Chicago (CBS) — CBS 2 Investigators first broke the story. Police raided the wrong homes and pointed guns at innocent people. Now, CBS 2 Investigator Dave Savini questions Chicago Police Superintendent Eddie Johnson about how often this happens.

RELATED CBS 2 Investigators: Multiple Police Raids Gone Wrong; ‘This Is Just Irresponsible’

“We do everything we can to ensure that we are targeting the right location,” said Superintendent Johnson.

How often Chicago Police gets warrants with bad addresses is not known – CPD has so far not released the information.

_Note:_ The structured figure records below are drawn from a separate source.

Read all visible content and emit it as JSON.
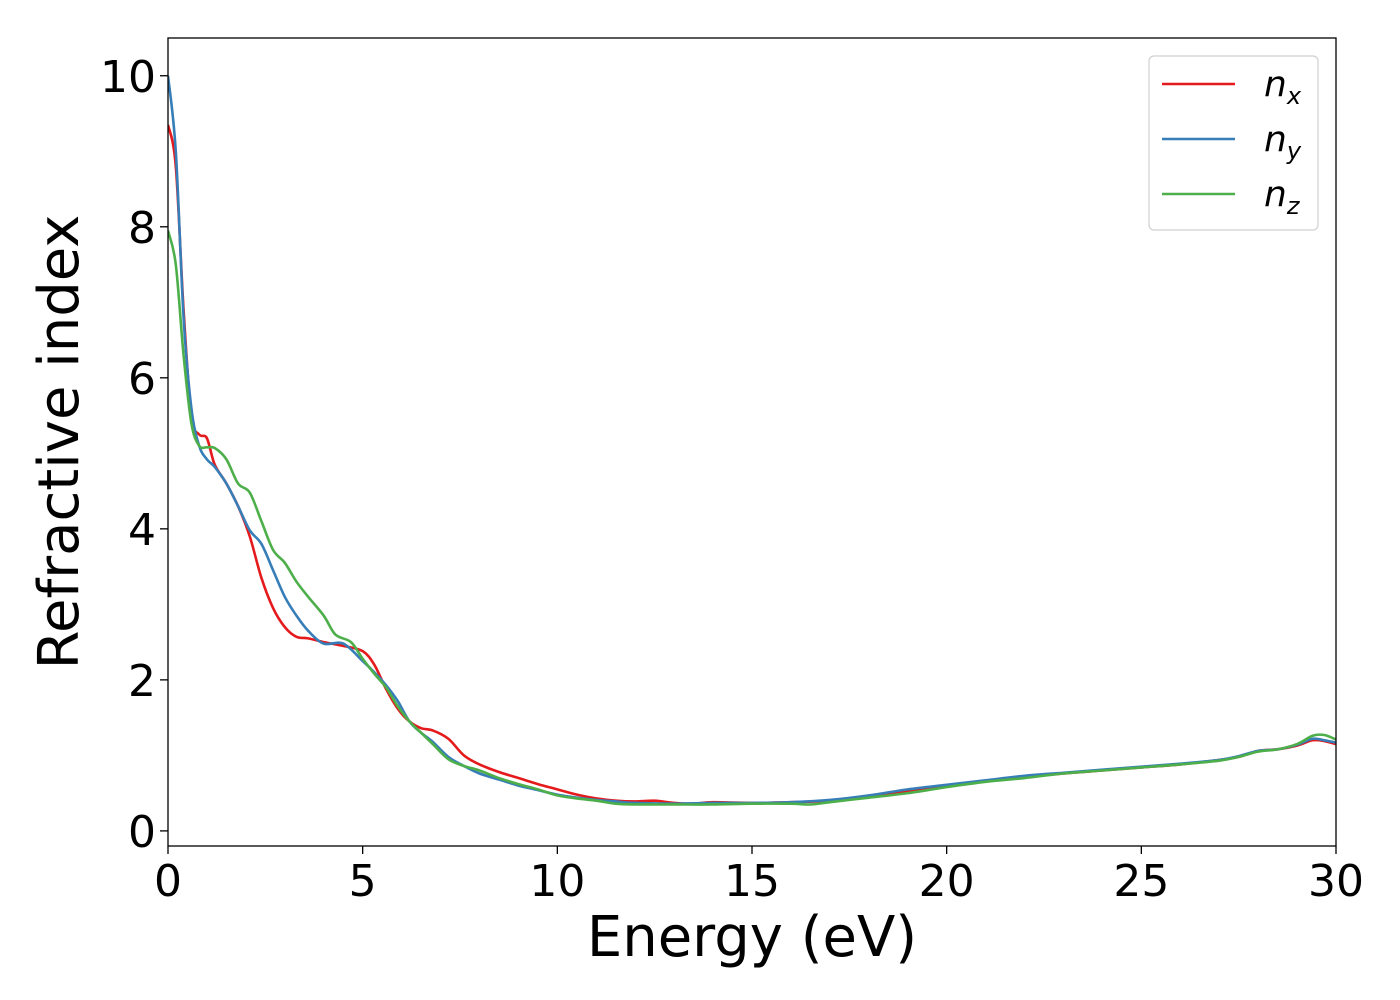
{
  "chart_data": {
    "type": "line",
    "xlabel": "Energy (eV)",
    "ylabel": "Refractive index",
    "xlim": [
      0,
      30
    ],
    "ylim": [
      -0.2,
      10.5
    ],
    "x_ticks": [
      0,
      5,
      10,
      15,
      20,
      25,
      30
    ],
    "y_ticks": [
      0,
      2,
      4,
      6,
      8,
      10
    ],
    "x_tick_labels": [
      "0",
      "5",
      "10",
      "15",
      "20",
      "25",
      "30"
    ],
    "y_tick_labels": [
      "0",
      "2",
      "4",
      "6",
      "8",
      "10"
    ],
    "grid": false,
    "legend_position": "top-right",
    "series": [
      {
        "name": "n",
        "name_sub": "x",
        "color": "#e41a1c",
        "points": [
          [
            0,
            9.35
          ],
          [
            0.2,
            8.8
          ],
          [
            0.4,
            6.9
          ],
          [
            0.6,
            5.5
          ],
          [
            0.8,
            5.25
          ],
          [
            1.0,
            5.2
          ],
          [
            1.2,
            4.85
          ],
          [
            1.5,
            4.6
          ],
          [
            1.8,
            4.3
          ],
          [
            2.1,
            3.9
          ],
          [
            2.4,
            3.35
          ],
          [
            2.7,
            2.95
          ],
          [
            3.0,
            2.7
          ],
          [
            3.3,
            2.57
          ],
          [
            3.6,
            2.55
          ],
          [
            4.0,
            2.5
          ],
          [
            4.5,
            2.45
          ],
          [
            5.0,
            2.38
          ],
          [
            5.3,
            2.2
          ],
          [
            5.6,
            1.88
          ],
          [
            5.9,
            1.62
          ],
          [
            6.2,
            1.45
          ],
          [
            6.5,
            1.36
          ],
          [
            6.8,
            1.33
          ],
          [
            7.2,
            1.22
          ],
          [
            7.6,
            1.0
          ],
          [
            8.0,
            0.88
          ],
          [
            8.5,
            0.78
          ],
          [
            9.0,
            0.7
          ],
          [
            9.5,
            0.62
          ],
          [
            10.0,
            0.55
          ],
          [
            10.5,
            0.48
          ],
          [
            11.0,
            0.43
          ],
          [
            11.5,
            0.4
          ],
          [
            12.0,
            0.39
          ],
          [
            12.5,
            0.4
          ],
          [
            13.0,
            0.37
          ],
          [
            13.5,
            0.36
          ],
          [
            14.0,
            0.38
          ],
          [
            15.0,
            0.37
          ],
          [
            16.0,
            0.38
          ],
          [
            17.0,
            0.4
          ],
          [
            18.0,
            0.46
          ],
          [
            19.0,
            0.53
          ],
          [
            20.0,
            0.6
          ],
          [
            21.0,
            0.66
          ],
          [
            22.0,
            0.71
          ],
          [
            23.0,
            0.76
          ],
          [
            24.0,
            0.8
          ],
          [
            25.0,
            0.84
          ],
          [
            26.0,
            0.88
          ],
          [
            27.0,
            0.94
          ],
          [
            27.5,
            0.98
          ],
          [
            28.0,
            1.06
          ],
          [
            28.5,
            1.08
          ],
          [
            29.0,
            1.13
          ],
          [
            29.4,
            1.2
          ],
          [
            29.7,
            1.19
          ],
          [
            30.0,
            1.15
          ]
        ]
      },
      {
        "name": "n",
        "name_sub": "y",
        "color": "#377eb8",
        "points": [
          [
            0,
            10.0
          ],
          [
            0.2,
            9.0
          ],
          [
            0.4,
            6.8
          ],
          [
            0.6,
            5.6
          ],
          [
            0.8,
            5.1
          ],
          [
            1.0,
            4.92
          ],
          [
            1.2,
            4.82
          ],
          [
            1.5,
            4.6
          ],
          [
            1.8,
            4.3
          ],
          [
            2.1,
            3.98
          ],
          [
            2.4,
            3.8
          ],
          [
            2.7,
            3.45
          ],
          [
            3.0,
            3.1
          ],
          [
            3.3,
            2.85
          ],
          [
            3.6,
            2.65
          ],
          [
            4.0,
            2.48
          ],
          [
            4.5,
            2.48
          ],
          [
            5.0,
            2.25
          ],
          [
            5.3,
            2.1
          ],
          [
            5.6,
            1.93
          ],
          [
            5.9,
            1.72
          ],
          [
            6.2,
            1.45
          ],
          [
            6.5,
            1.3
          ],
          [
            6.8,
            1.18
          ],
          [
            7.2,
            0.98
          ],
          [
            7.6,
            0.86
          ],
          [
            8.0,
            0.76
          ],
          [
            8.5,
            0.68
          ],
          [
            9.0,
            0.6
          ],
          [
            9.5,
            0.54
          ],
          [
            10.0,
            0.48
          ],
          [
            10.5,
            0.44
          ],
          [
            11.0,
            0.41
          ],
          [
            11.5,
            0.39
          ],
          [
            12.0,
            0.37
          ],
          [
            13.0,
            0.36
          ],
          [
            14.0,
            0.37
          ],
          [
            15.0,
            0.37
          ],
          [
            16.0,
            0.38
          ],
          [
            17.0,
            0.41
          ],
          [
            18.0,
            0.47
          ],
          [
            19.0,
            0.55
          ],
          [
            20.0,
            0.61
          ],
          [
            21.0,
            0.67
          ],
          [
            22.0,
            0.73
          ],
          [
            23.0,
            0.77
          ],
          [
            24.0,
            0.81
          ],
          [
            25.0,
            0.85
          ],
          [
            26.0,
            0.89
          ],
          [
            27.0,
            0.94
          ],
          [
            27.5,
            0.99
          ],
          [
            28.0,
            1.06
          ],
          [
            28.5,
            1.08
          ],
          [
            29.0,
            1.14
          ],
          [
            29.4,
            1.22
          ],
          [
            29.7,
            1.2
          ],
          [
            30.0,
            1.17
          ]
        ]
      },
      {
        "name": "n",
        "name_sub": "z",
        "color": "#4daf4a",
        "points": [
          [
            0,
            7.95
          ],
          [
            0.2,
            7.5
          ],
          [
            0.4,
            6.3
          ],
          [
            0.6,
            5.4
          ],
          [
            0.8,
            5.1
          ],
          [
            1.0,
            5.08
          ],
          [
            1.2,
            5.07
          ],
          [
            1.5,
            4.92
          ],
          [
            1.8,
            4.6
          ],
          [
            2.1,
            4.48
          ],
          [
            2.4,
            4.1
          ],
          [
            2.7,
            3.72
          ],
          [
            3.0,
            3.55
          ],
          [
            3.3,
            3.3
          ],
          [
            3.6,
            3.1
          ],
          [
            4.0,
            2.85
          ],
          [
            4.3,
            2.6
          ],
          [
            4.7,
            2.5
          ],
          [
            5.0,
            2.28
          ],
          [
            5.3,
            2.08
          ],
          [
            5.6,
            1.9
          ],
          [
            5.9,
            1.65
          ],
          [
            6.2,
            1.45
          ],
          [
            6.5,
            1.3
          ],
          [
            6.8,
            1.15
          ],
          [
            7.2,
            0.95
          ],
          [
            7.6,
            0.86
          ],
          [
            8.0,
            0.8
          ],
          [
            8.5,
            0.7
          ],
          [
            9.0,
            0.62
          ],
          [
            9.5,
            0.55
          ],
          [
            10.0,
            0.47
          ],
          [
            10.5,
            0.43
          ],
          [
            11.0,
            0.4
          ],
          [
            11.5,
            0.36
          ],
          [
            12.0,
            0.35
          ],
          [
            13.0,
            0.35
          ],
          [
            14.0,
            0.35
          ],
          [
            15.0,
            0.36
          ],
          [
            16.0,
            0.36
          ],
          [
            16.5,
            0.35
          ],
          [
            17.0,
            0.38
          ],
          [
            18.0,
            0.44
          ],
          [
            19.0,
            0.5
          ],
          [
            20.0,
            0.58
          ],
          [
            21.0,
            0.65
          ],
          [
            22.0,
            0.7
          ],
          [
            23.0,
            0.76
          ],
          [
            24.0,
            0.8
          ],
          [
            25.0,
            0.84
          ],
          [
            26.0,
            0.88
          ],
          [
            27.0,
            0.93
          ],
          [
            27.5,
            0.98
          ],
          [
            28.0,
            1.05
          ],
          [
            28.5,
            1.08
          ],
          [
            29.0,
            1.15
          ],
          [
            29.4,
            1.26
          ],
          [
            29.7,
            1.27
          ],
          [
            30.0,
            1.21
          ]
        ]
      }
    ]
  }
}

The CBS 2 Investigators broke the story of a wrong raid on the Mendez family’s apartment. Guns were pointed at the family, and an innocent Gilbert Mendez was handcuffed in front of his children Jack and Peter, who were terrified.

“Just the saddest moment,” said Peter Mendez.

About these wrong raids, Superintendent Johnson said, “we try to provide the officers all the training we can, to ensure that type of thing doesn’t happen.”

But it is happening – repeatedly.

Sharnia Phillips says a bad warrant led to her home being raided and guns pointed at her.

“I could have been killed,” said Sharnia Phillips.

Cynthia Eason said it happened in her family’s home too. She said police held a gun to her 13-year-old grandson’s head.

“If he had to move, tripped or anything, who’s to say what the cop would have done,” said Eason.

Today a lawsuit was filed in that case by the family’s attorney Al Hofeld, Jr.

“Officers terrorized a totally innocent family,” said Hofeld, Jr.

“We do everything we can, but we’re not perfect,” said Superintendent Johnson about wrong raids. “We’re human. Sometimes we make mistakes.”

For months now, CBS 2 Investigators have repeatedly requested search warrant information from CPD, including a list of all the wrong raids. Nothing has been released.

In the Mendez case, police were caught on body camera video saying they were at the wrong place.

“He gave us the wrong (expletive) apartment,” said an officer on the video. “He gave us the wrong apartment.”

But officers continued to search the apartment.

When asked whether CPD tracks these wrong raids, Superintendent Johnson said, “yeah we look at it.”

When asked if he has actual numbers, he said, “I don’t have it off the top of my head, but we do have that.”

CBS 2 Investigators will continue to pursue getting those numbers and covering this growing pattern of bad raids.